Under the Second Republic, starting with tight budgeting and refusal to print any more money, continuing with effective monetary policy reforms, built on exports exceeding imports for the first time in decades, and using this underlying macro-economic stability to allow market forces to set a very stable exchange rate with speculators cut out of the system, the bugbears of hyperinflation and profiteering had finally been tamed.
Ramping up of local production, with essential imported inputs now easy for industrialists to source through the auctions, has allowed suppliers to tell retailers that their orders will be honoured, so price gouging by exploiting shortages is impossible.
Consumers and retail organisations that spoke to The Herald early this week said stability of exchange rates and the resulting very low monthly inflation rates will ensure a different festive season from what the country has experienced in the past few years.
Some consumers said the introduction of the auction system has brought stability to the prices of basic commodities and had stopped dead the decline in purchasing power of the local currency.
Mrs Omega Mupandenyama said the price stability had made planning easier ahead of the festive season.
“Since the introduction of the auction system the prices of basic commodities are stable; there are no price distortions. I have a receipt for the goods I bought last month and I compared it with the one for the goods I have just paid for, the difference is very small. This has made it easier to plan for our Christmas shopping,” said Mrs Mupandenyama.
Mrs Sekai Tizora echoed similar sentiments, saying this year’s festive season would be different from last year’s.
“The past few months have been stable in terms of price increases although one or two shops are pegging their prices on the black market rates. However, things are looking different from the situation we had last year,” Mrs Tizora said.
Mr Farai Mutuma said some rogue retailers existed, but these could be stopped.
National Consumer Rights Association spokesperson, Mr Effie Ncube ,welcomed the prevailing stability of prices.
“In terms of stability of prices and availability of commodities, the situation has improved in the past five or so months although some commodities may still be expensive.
“The situation is however, better than what we have experienced in the past two or so years during the same period,” Mr Ncube said.
He said the Reserve Bank of Zimbabwe (RBZ), however, needs to address the availability of small denomination notes for those transacting in US dollars or rand.
Confederation of Zimbabwe Retailers Association (CZRA) president Mr Denford Mutashu said the prospects for a better festive season were high this year.
“As we speak we are already noticing an increase in spending patterns ahead of the festive season.
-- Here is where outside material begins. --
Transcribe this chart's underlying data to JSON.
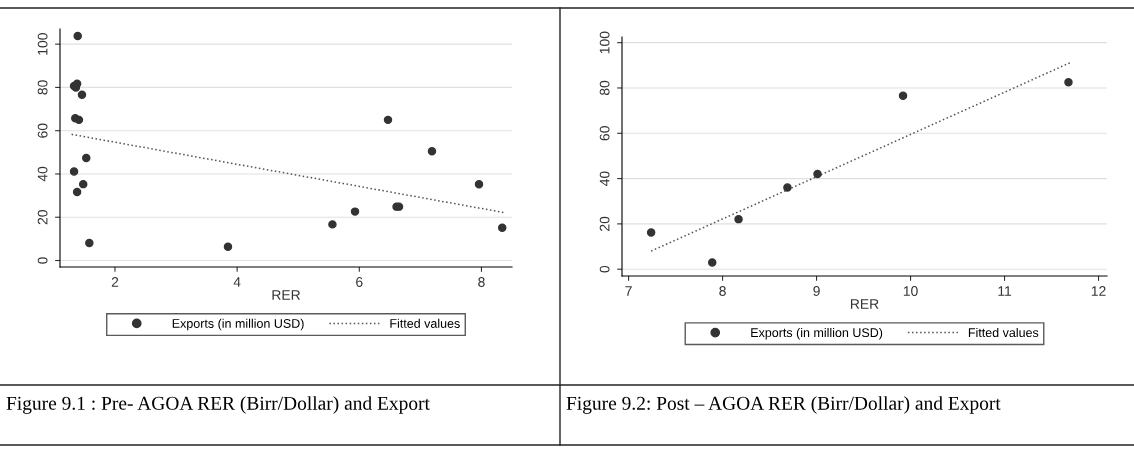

As retailers we are well stocked with all the basic necessities and beverages and other non-essential commodities and we have been reassured by our suppliers and manufacturers of uninterrupted supply during the festive season,” he said.
Mr Mutashu said retailers were positive about the prospects for 2021 and called on industry to ramp up production to maintain the gains made this year.
Government introduced a number of measures that include the forex auction system in June, abolished mobile money agent lines and curbs on mobile money transactions that curtailed the black market and the free fall of the local currency against major currencies.
Since then prices of commodities have stabilised, allowing consumers to plan their expenditure.
Finance and Economic Development Minister Professor Mthuli Ncube recently said continued price and currency stability were central to the 2021 national budget since with stability, companies could plan with people being able to save.
“With stability, citizens can postpone consumption and they can save and invest because they will know that the value of their currency is being preserved,” said Prof Ncube.
Consumer Council of Zimbabwe executive director Ms Rosemary Siyachitema yesterday told The Herald that although there was stability it was not yet at a stage where consumers could celebrate.
“The stability and reduction of prices has been there, but it is not yet at a stage where we can celebrate. The reduction is not that much, but it is better though,” Ms Siyachitema said.